Quels taux pour quels risques ?

Les taux à long terme montent ce qui signale que les investisseurs réapprécient les risques. Mais l’or monte aussi ce qui signale que l’incertitude augmente. 

Un de nos spécialistes, Dan Denning, faisait la semaine dernière une réflexion sur la hausse des taux d’intérêt américain à 10 ans qui ont dépassé 5% et de l’or coté en dollar qui s’approchait des 2 000 $ l’once.

« Une des choses intrigantes concernant les taux d’intérêt et l’or est que les deux montent simultanément. Cela n’était pas le cas durant ces vingt dernières années. L’or baisse quand les taux d’intérêt réels augmentent si l’on se fie au scénario des dernières décennies. Pas très difficile à expliquer. L’or ne donne pas de rendement, contrairement aux obligations. Les investisseurs qui recherchent de la « sécurité » achètent des obligations et vendent de l’or […]
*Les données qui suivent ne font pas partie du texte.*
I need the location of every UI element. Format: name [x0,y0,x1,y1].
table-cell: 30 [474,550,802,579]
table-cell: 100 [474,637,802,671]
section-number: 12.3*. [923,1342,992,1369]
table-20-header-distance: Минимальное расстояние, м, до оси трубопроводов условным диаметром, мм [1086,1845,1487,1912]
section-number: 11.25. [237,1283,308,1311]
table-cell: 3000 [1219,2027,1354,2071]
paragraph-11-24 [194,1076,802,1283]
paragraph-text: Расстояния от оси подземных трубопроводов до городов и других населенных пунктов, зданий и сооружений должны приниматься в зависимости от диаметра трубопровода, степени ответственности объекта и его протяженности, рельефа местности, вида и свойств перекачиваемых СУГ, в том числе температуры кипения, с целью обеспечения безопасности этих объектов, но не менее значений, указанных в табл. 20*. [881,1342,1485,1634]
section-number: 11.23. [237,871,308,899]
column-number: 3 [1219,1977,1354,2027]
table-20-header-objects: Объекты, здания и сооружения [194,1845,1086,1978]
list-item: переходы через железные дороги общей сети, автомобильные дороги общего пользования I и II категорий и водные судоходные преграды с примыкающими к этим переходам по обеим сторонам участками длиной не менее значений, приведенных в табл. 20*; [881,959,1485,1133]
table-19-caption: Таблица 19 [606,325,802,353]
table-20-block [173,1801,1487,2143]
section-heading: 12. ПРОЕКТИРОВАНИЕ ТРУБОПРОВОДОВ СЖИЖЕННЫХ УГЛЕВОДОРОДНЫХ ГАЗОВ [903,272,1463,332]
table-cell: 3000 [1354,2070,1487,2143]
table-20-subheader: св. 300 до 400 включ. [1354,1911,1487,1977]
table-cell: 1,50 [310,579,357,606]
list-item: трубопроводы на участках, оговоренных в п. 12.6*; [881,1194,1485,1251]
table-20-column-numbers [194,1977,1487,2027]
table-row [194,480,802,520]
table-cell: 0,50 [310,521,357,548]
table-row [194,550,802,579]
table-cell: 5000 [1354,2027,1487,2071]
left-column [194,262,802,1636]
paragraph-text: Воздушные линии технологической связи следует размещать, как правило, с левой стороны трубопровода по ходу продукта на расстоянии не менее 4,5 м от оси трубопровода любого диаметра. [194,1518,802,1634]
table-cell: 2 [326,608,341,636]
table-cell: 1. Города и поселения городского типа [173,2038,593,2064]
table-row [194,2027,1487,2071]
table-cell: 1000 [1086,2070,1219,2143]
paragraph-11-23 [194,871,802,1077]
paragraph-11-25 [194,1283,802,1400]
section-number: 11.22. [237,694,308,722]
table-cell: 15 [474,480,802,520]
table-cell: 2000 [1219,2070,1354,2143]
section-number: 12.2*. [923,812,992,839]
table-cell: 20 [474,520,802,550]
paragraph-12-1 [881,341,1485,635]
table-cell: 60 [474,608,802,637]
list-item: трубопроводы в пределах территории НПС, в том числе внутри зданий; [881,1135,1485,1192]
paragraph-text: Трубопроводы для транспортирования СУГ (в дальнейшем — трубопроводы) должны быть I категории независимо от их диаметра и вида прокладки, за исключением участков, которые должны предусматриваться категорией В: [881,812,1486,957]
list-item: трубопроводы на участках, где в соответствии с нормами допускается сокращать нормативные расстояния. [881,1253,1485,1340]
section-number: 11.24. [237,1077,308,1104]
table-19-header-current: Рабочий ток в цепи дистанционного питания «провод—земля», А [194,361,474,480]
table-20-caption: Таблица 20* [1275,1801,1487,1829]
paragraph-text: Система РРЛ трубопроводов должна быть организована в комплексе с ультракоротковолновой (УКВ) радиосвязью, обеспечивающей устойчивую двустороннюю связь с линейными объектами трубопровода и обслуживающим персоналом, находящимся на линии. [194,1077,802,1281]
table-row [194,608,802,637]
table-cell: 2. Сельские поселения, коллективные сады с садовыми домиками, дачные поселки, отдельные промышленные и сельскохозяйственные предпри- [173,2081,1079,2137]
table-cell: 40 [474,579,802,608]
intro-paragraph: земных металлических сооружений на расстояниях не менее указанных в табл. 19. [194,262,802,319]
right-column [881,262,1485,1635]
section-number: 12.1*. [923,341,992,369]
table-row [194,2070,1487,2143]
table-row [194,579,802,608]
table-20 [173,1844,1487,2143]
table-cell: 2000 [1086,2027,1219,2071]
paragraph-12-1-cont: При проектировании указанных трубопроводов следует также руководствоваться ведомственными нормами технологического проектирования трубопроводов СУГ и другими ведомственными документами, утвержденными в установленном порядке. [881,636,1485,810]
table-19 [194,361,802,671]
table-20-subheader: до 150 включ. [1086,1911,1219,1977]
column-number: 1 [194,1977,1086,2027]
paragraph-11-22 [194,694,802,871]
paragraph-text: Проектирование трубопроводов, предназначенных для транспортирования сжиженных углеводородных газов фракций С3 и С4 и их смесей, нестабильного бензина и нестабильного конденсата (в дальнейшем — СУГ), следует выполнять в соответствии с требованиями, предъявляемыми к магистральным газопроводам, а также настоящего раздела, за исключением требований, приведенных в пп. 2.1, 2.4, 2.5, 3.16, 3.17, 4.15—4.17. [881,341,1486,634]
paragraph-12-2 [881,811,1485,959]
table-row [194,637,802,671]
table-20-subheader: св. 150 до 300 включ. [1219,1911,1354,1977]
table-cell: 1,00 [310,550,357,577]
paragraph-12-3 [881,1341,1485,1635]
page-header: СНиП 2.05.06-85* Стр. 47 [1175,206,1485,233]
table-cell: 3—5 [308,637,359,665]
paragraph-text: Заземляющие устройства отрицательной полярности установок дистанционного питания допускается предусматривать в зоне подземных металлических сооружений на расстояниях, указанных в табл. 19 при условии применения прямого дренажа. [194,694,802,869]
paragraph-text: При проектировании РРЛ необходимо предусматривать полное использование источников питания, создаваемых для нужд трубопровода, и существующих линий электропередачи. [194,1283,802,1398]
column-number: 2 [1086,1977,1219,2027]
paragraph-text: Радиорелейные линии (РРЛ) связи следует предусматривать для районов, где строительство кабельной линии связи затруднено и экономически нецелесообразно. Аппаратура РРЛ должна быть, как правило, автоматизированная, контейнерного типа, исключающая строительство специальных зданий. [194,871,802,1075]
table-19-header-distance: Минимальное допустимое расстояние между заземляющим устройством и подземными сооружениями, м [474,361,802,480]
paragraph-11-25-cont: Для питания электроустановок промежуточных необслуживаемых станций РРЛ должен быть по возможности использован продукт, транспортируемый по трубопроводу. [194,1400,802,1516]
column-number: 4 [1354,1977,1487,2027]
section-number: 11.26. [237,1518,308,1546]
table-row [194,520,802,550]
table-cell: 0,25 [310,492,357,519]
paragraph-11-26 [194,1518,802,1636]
Désormais cette vieille corrélation s’est brisée. Les bons du Trésor américain à court terme sont certainement liquides. Mais les obligations à long terme ne sont pas sans risque. Et elles ne sont pas du tout sûres. Ces trois dernières années, les obligations américaines ont connu les pires performances cumulées de l’histoire moderne. Je parle de pertes que vous ne voyez que lorsqu’un pays entre en hyperinflation, est au bord d’émeutes ou d’une révolution. Est-ce que c’est ce qui attend les États-Unis ? » 

Dan parle d’une baisse de près de 27% de l’indice obligataire américain AGG qui est passé de 111 en juillet 2020 à 92 aujourd’hui.

Par conséquent, en contrepartie d’un maigre rendement, les investisseurs s’exposent à une perte de 27% s’ils ont besoin de liquidités et de vendre leurs titres.

Est-ce vraiment de la « sécurité » ? Non bien sûr. 

Le prix de la sécurité

Avant de poursuivre, une précision. 

Les taux à court terme sont fixés par les banques centrales. C’est le prix que payent les banques pour créer de l’argent. En effet, lorsque vous et moi contractons un prêt, l’argent que nous empruntons n’existait pas auparavant. Les banques payent ce prix pour le faire exister. 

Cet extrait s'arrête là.